Canadian environment minister Catherine McKenna recently had to cancel a Burlington Town Hall about the warming crisis because of harsh winter conditions. If you are tempted to offer a wisecrack about the lack of global warming, you might anticipate a finger-wagging response from environmentalists about how the proper term is “climate change.” No more: a lengthy CNN piece blames the introduction of the latter term on a “secret memo” in 2002 from Republican operative Frank Luntz advising GOP candidates to express fake concern about “climate change” because it scared voters less than “global warming”. So when Ms McKenna changed the name of Environment Canada to include “Climate Change” was she part of the right wing conspiracy too?
The alarmists have to do something given the failure of their predictions to come true and the refusal of the public to be scared. You might think the change from “global warming” to “climate change” was a shifty move on the part of alarmists to put their dogmas beyond the reach of evidence. Especially given how cold it is, with “brutal” winter conditions into March from Denver to Boston and Toronto to Britain. But no: apparently “climate change” is just another example of subversive right-wing PR.
The CNN article is actually somewhat disarming in its frankness about the use of language to protect doctrine regardless of evidence. For instance it quotes Naomi Oreskes, of the since-refuted claim touted by Al Gore that none among 900 representative articles on global warming disputed the alarmist case, saying that "Sure, the climate will always change, but to communicate why it is bad, I sometimes will put a qualifier word with it and will say 'man-made climate change' or 'disruptive climate change.’" The assumption being that man is evidently evil, one supposes, and that no disruptive weather ever happened prior to 1970.
The article also quoted Cambridge professor of “human geography”, Mike Hulme, that "The term 'global warming' confuses people because it triggers thoughts about warmth, and it sort of lends itself to misinterpretation when it also impacts the cold". Because of course ordinary people don’t know enough to be terrified of warmth. Furthermore “if people wanted to be really specific, ‘ocean heating’ may be a more accurate term, because 98% of the extra energy generated by human activity goes into the sea, causing serious problems. ‘But that's still quite esoteric, and I don't see that catching on anytime soon,’ Hulme said.”
Of course the claim that all the heat went into the ocean is itself under increasingly sceptical scrutiny. Still, at least he’s a scientist, right? Well, not exactly. His work, CNN says, “focuses on the way climate change is discussed in public and political conversations.” Indeed. And on how to convince people there’s a crisis no matter what the evidence says?
It’s a common problem. The New York Times recently warned, if that’s the right word, that extreme weather is rumbling ominously toward us but when it arrives we probably won’t even notice. The implication is that your failure to notice only means you’re thick: not that the problem is imaginary.
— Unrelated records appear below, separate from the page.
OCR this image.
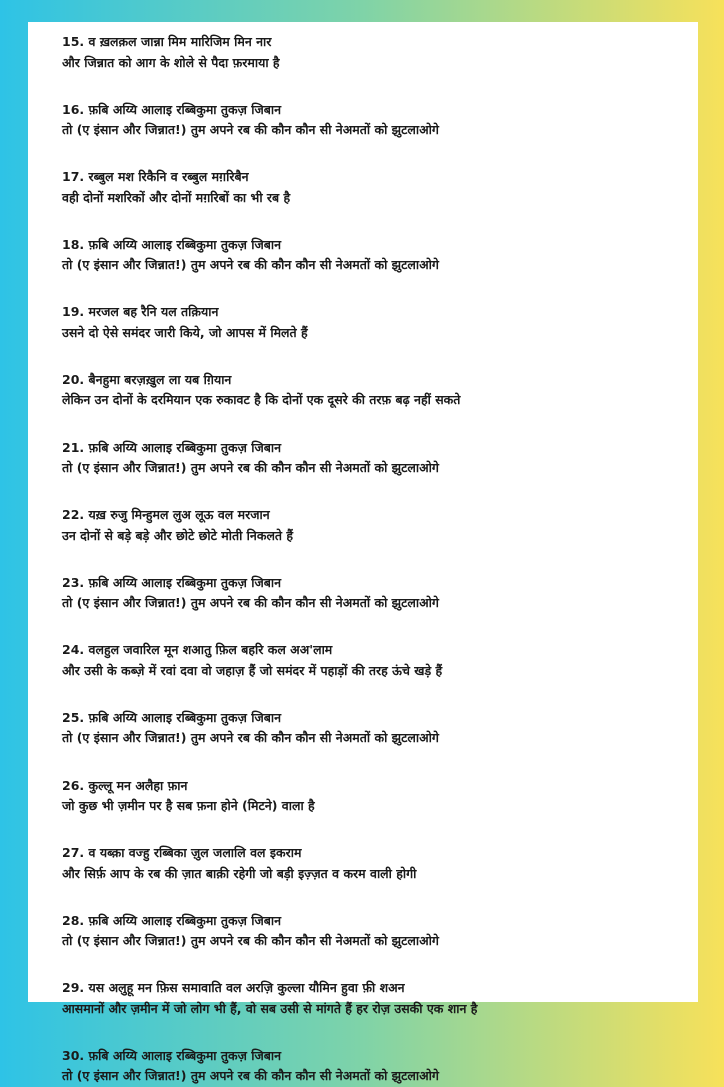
15 . व ख़लक़ल जान्ना मिम मारिजिम मिन नार
और जिन्नात को आग के शोले से पैदा फ़रमाया है
16 . फ़बि अय्यि आलाइ रब्बिकुमा तुकज़ जिबान
तो (ए इंसान और जिन्नात!) तुम अपने रब की कौन कौन सी नेअमतों को झुटलाओगे
17 . रब्बुल मश रिकैनि व रब्बुल मग़रिबैन
वही दोनों मशरिकों और दोनों मग़रिबों का भी रब है
18 . फ़बि अय्यि आलाइ रब्बिकुमा तुकज़ जिबान
तो (ए इंसान और जिन्नात!) तुम अपने रब की कौन कौन सी नेअमतों को झुटलाओगे
19 . मरजल बह रैनि यल तक़ियान
उसने दो ऐसे समंदर जारी किये, जो आपस में मिलते हैं
20 . बैनहुमा बरज़ख़ुल ला यब ग़ियान
लेकिन उन दोनों के दरमियान एक रुकावट है कि दोनों एक दूसरे की तरफ़ बढ़ नहीं सकते
21 . फ़बि अय्यि आलाइ रब्बिकुमा तुकज़ जिबान
तो (ए इंसान और जिन्नात!) तुम अपने रब की कौन कौन सी नेअमतों को झुटलाओगे
22 . यख़ रुजु मिन्हुमल लुअ लूऊ वल मरजान
उन दोनों से बड़े बड़े और छोटे छोटे मोती निकलते हैं
23 . फ़बि अय्यि आलाइ रब्बिकुमा तुकज़ जिबान
तो (ए इंसान और जिन्नात!) तुम अपने रब की कौन कौन सी नेअमतों को झुटलाओगे
24 . वलहुल जवारिल मून शआतु फ़िल बहरि कल अअ'लाम
और उसी के कब्ज़े में रवां दवा वो जहाज़ हैं जो समंदर में पहाड़ों की तरह ऊंचे खड़े हैं
25 . फ़बि अय्यि आलाइ रब्बिकुमा तुकज़ जिबान
तो (ए इंसान और जिन्नात!) तुम अपने रब की कौन कौन सी नेअमतों को झुटलाओगे
26 . कुल्लू मन अलैहा फ़ान
जो कुछ भी ज़मीन पर है सब फ़ना होने (मिटने) वाला है
27 . व यब्क़ा वज्हु रब्बिका ज़ुल जलालि वल इकराम
और सिर्फ़ आप के रब की ज़ात बाक़ी रहेगी जो बड़ी इज़्ज़त व करम वाली होगी
28 . फ़बि अय्यि आलाइ रब्बिकुमा तुकज़ जिबान
तो (ए इंसान और जिन्नात!) तुम अपने रब की कौन कौन सी नेअमतों को झुटलाओगे
29 . यस अलुहू मन फ़िस समावाति वल अरज़ि कुल्ला यौमिन हुवा फ़ी शअन
आसमानों और ज़मीन में जो लोग भी हैं, वो सब उसी से मांगते हैं हर रोज़ उसकी एक शान है
30 . फ़बि अय्यि आलाइ रब्बिकुमा तुकज़ जिबान
तो (ए इंसान और जिन्नात!) तुम अपने रब की कौन कौन सी नेअमतों को झुटलाओगे
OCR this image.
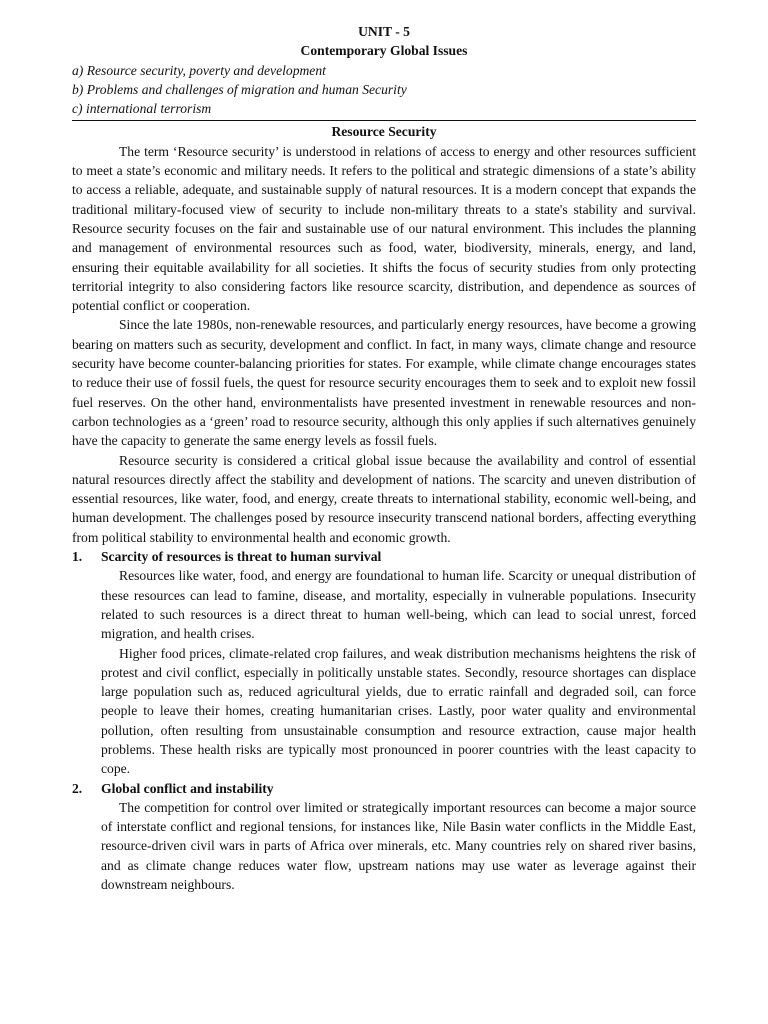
UNIT - 5

Contemporary Global Issues

a) Resource security, poverty and development

b) Problems and challenges of migration and human Security

c) international terrorism

Resource Security

The term ‘Resource security’ is understood in relations of access to energy and other resources sufficient to meet a state’s economic and military needs. It refers to the political and strategic dimensions of a state’s ability to access a reliable, adequate, and sustainable supply of natural resources. It is a modern concept that expands the traditional military-focused view of security to include non-military threats to a state's stability and survival. Resource security focuses on the fair and sustainable use of our natural environment. This includes the planning and management of environmental resources such as food, water, biodiversity, minerals, energy, and land, ensuring their equitable availability for all societies. It shifts the focus of security studies from only protecting territorial integrity to also considering factors like resource scarcity, distribution, and dependence as sources of potential conflict or cooperation.

Since the late 1980s, non-renewable resources, and particularly energy resources, have become a growing bearing on matters such as security, development and conflict. In fact, in many ways, climate change and resource security have become counter-balancing priorities for states. For example, while climate change encourages states to reduce their use of fossil fuels, the quest for resource security encourages them to seek and to exploit new fossil fuel reserves. On the other hand, environmentalists have presented investment in renewable resources and non-carbon technologies as a ‘green’ road to resource security, although this only applies if such alternatives genuinely have the capacity to generate the same energy levels as fossil fuels.

Resource security is considered a critical global issue because the availability and control of essential natural resources directly affect the stability and development of nations. The scarcity and uneven distribution of essential resources, like water, food, and energy, create threats to international stability, economic well-being, and human development. The challenges posed by resource insecurity transcend national borders, affecting everything from political stability to environmental health and economic growth.

1.	Scarcity of resources is threat to human survival

Resources like water, food, and energy are foundational to human life. Scarcity or unequal distribution of these resources can lead to famine, disease, and mortality, especially in vulnerable populations. Insecurity related to such resources is a direct threat to human well-being, which can lead to social unrest, forced migration, and health crises.

Higher food prices, climate-related crop failures, and weak distribution mechanisms heightens the risk of protest and civil conflict, especially in politically unstable states. Secondly, resource shortages can displace large population such as, reduced agricultural yields, due to erratic rainfall and degraded soil, can force people to leave their homes, creating humanitarian crises. Lastly, poor water quality and environmental pollution, often resulting from unsustainable consumption and resource extraction, cause major health problems. These health risks are typically most pronounced in poorer countries with the least capacity to cope.

2.	Global conflict and instability

The competition for control over limited or strategically important resources can become a major source of interstate conflict and regional tensions, for instances like, Nile Basin water conflicts in the Middle East, resource-driven civil wars in parts of Africa over minerals, etc. Many countries rely on shared river basins, and as climate change reduces water flow, upstream nations may use water as leverage against their downstream neighbours.
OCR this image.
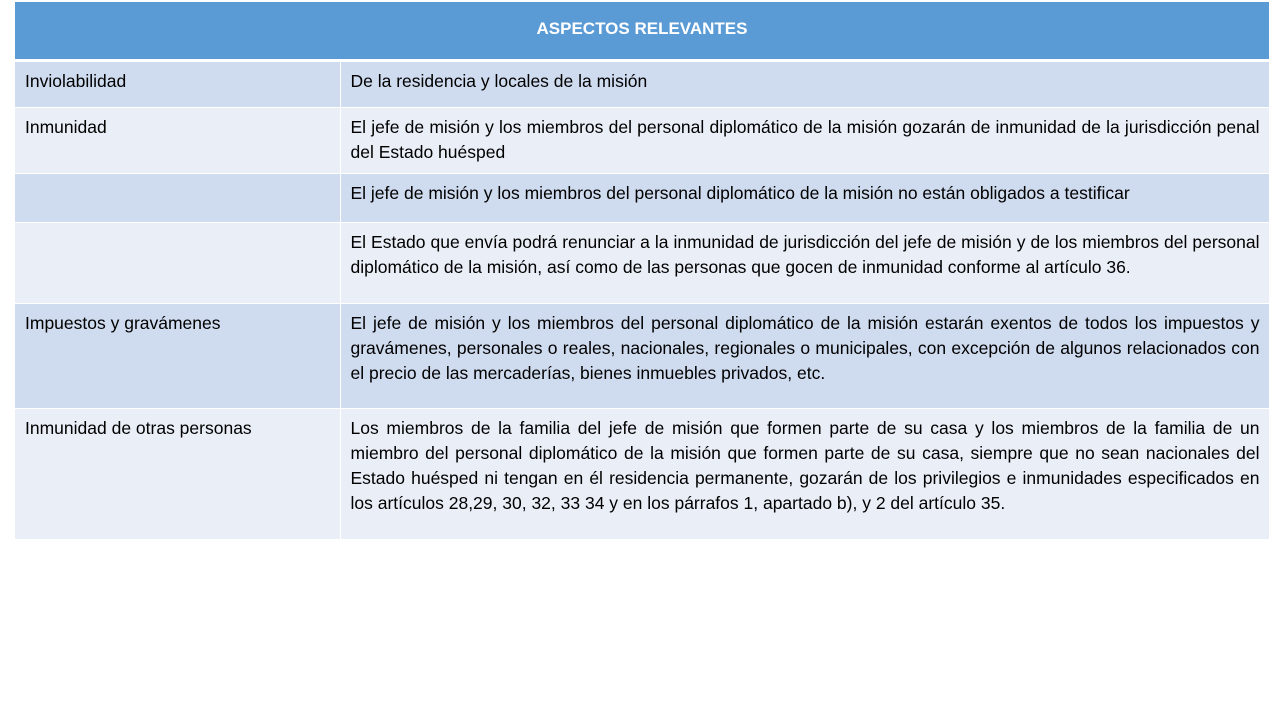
ASPECTOS RELEVANTES	
Inviolabilidad	De la residencia y locales de la misión
Inmunidad	El jefe de misión y los miembros del personal diplomático de la misión gozarán de inmunidad de la jurisdicción penal del Estado huésped
	El jefe de misión y los miembros del personal diplomático de la misión no están obligados a testificar
	El Estado que envía podrá renunciar a la inmunidad de jurisdicción del jefe de misión y de los miembros del personal diplomático de la misión, así como de las personas que gocen de inmunidad conforme al artículo 36.
Impuestos y gravámenes	El jefe de misión y los miembros del personal diplomático de la misión estarán exentos de todos los impuestos y gravámenes, personales o reales, nacionales, regionales o municipales, con excepción de algunos relacionados con el precio de las mercaderías, bienes inmuebles privados, etc.
Inmunidad de otras personas	Los miembros de la familia del jefe de misión que formen parte de su casa y los miembros de la familia de un miembro del personal diplomático de la misión que formen parte de su casa, siempre que no sean nacionales del Estado huésped ni tengan en él residencia permanente, gozarán de los privilegios e inmunidades especificados en los artículos 28,29, 30, 32, 33 34 y en los párrafos 1, apartado b), y 2 del artículo 35.
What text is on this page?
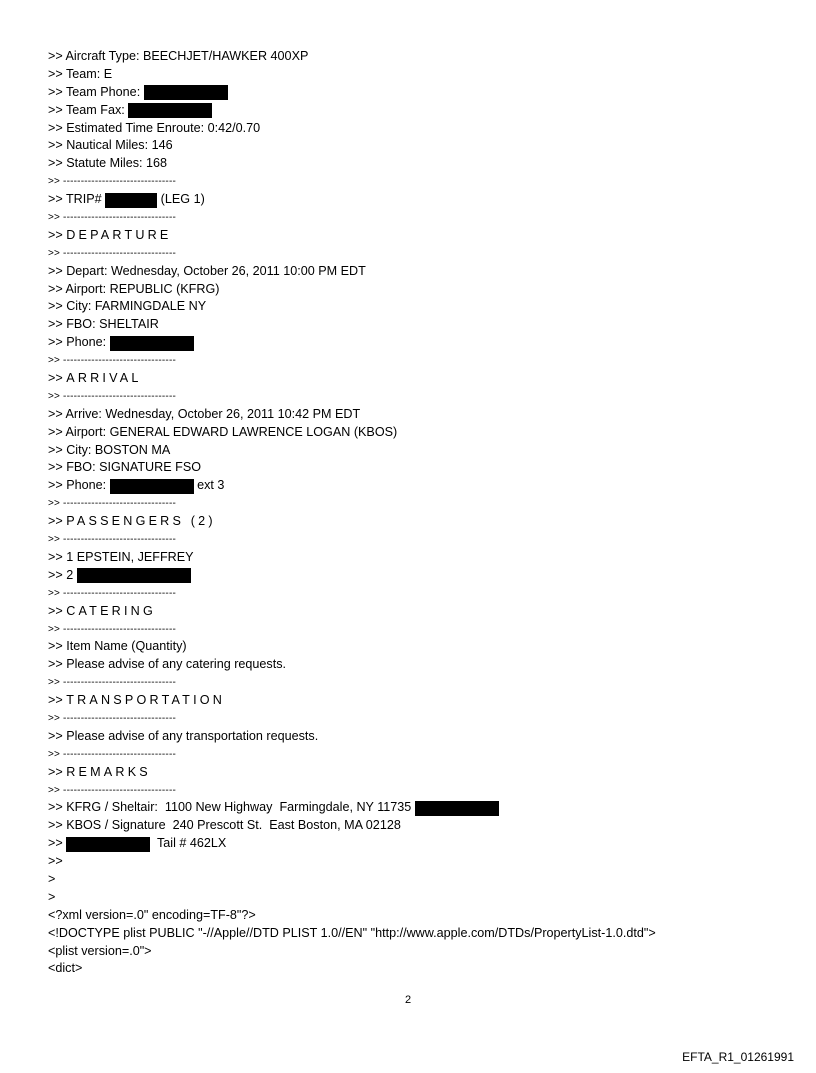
>> Aircraft Type: BEECHJET/HAWKER 400XP
>> Team: E
>> Team Phone:
>> Team Fax:
>> Estimated Time Enroute: 0:42/0.70
>> Nautical Miles: 146
>> Statute Miles: 168
>> --------------------------------
>> TRIP#	(LEG 1)
>> --------------------------------
>> DEPARTURE
>> --------------------------------
>> Depart: Wednesday, October 26, 2011 10:00 PM EDT
>> Airport: REPUBLIC (KFRG)
>> City: FARMINGDALE NY
>> FBO: SHELTAIR
>> Phone:
>> --------------------------------
>> ARRIVAL
>> --------------------------------
>> Arrive: Wednesday, October 26, 2011 10:42 PM EDT
>> Airport: GENERAL EDWARD LAWRENCE LOGAN (KBOS)
>> City: BOSTON MA
>> FBO: SIGNATURE FSO
>> Phone:	ext 3
>> --------------------------------
>> PASSENGERS (2)
>> --------------------------------
>> 1 EPSTEIN, JEFFREY
>> 2
>> --------------------------------
>> CATERING
>> --------------------------------
>> Item Name (Quantity)
>> Please advise of any catering requests.
>> --------------------------------
>> TRANSPORTATION
>> --------------------------------
>> Please advise of any transportation requests.
>> --------------------------------
>> REMARKS
>> --------------------------------
>> KFRG / Sheltair:  1100 New Highway  Farmingdale, NY 11735
>> KBOS / Signature  240 Prescott St.  East Boston, MA 02128
>>	Tail # 462LX
>>
>
>
<?xml version=.0" encoding=TF-8"?>
<!DOCTYPE plist PUBLIC "-//Apple//DTD PLIST 1.0//EN" "http://www.apple.com/DTDs/PropertyList-1.0.dtd">
<plist version=.0">
<dict>
2
EFTA_R1_01261991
Another person CNN interviewed, Anthony Leiserowitz, director of the “Yale Program on Climate Change Communication” says "The key thing about terms like this is, they are plastic. Or, well, maybe since we are talking about the environment, we should say words are renewable organic latex or something." How about slippery and misleading?
What would be really interesting is whether science substantiates the notion that humans are causing the Earth to warm in dangerous ways. Surely we’re entitled to a reckoning on that question, in view of all the predictions we’d heard over the past few decades. As Anthony Watts recently noted, the UN predicted disaster within 11 years back in 1989, with “entire nations… wiped off the face of the Earth” and massive crop failure. You can’t do that sort of thing and, when it doesn’t happen, change the vocabulary and claim victory.
Having praised the article for its frankness in some areas it is necessary to critique it for lacking frankness in others. As Eric Worrall notes in criticizing the piece, it failed to mention “Climategate” emails about how “climate change might be a better labelling than global warming”.
Likewise, the CNN story does say “Until about the 1970s, scientists had a strong sense that human activity was changing the climate, but they debated whether the planet would get warmer or colder. Often, they would use the term ‘inadvertent climate modification’ or, scientists say, just stick with the ‘greenhouse effect.’” Which is nice in a way because it admits there was a cooling scare in the 1970s, something some alarmists now deny despite that darn Internet full of archived news and opinion stories. But in fact there wasn’t much concern that humans were causing cooling or otherwise altering climate back then; it was more reality-based worry that we were putting poisons into the air, water and food, which led to a massive practical and largely effective effort to stop doing measurable harm.
Finally, CNN notes that “The media and some scientists sometimes used the term ‘global change,’ but really started picking up on the term ‘global warming’ much more often after covering James Hansen's testimony at a Senate hearing in 1988 research shows. ‘Global warming has reached a level such that we can ascribe with a high degree of confidence a cause and effect relationship between the greenhouse effect and observed warming,’ the NASA scientist famously told the Senate.” But if that’s the case, 30 years ago, surely the observed warming should by now be, well, observable.
Otherwise the theory is starting to look highly suspicious. As is the rhetoric.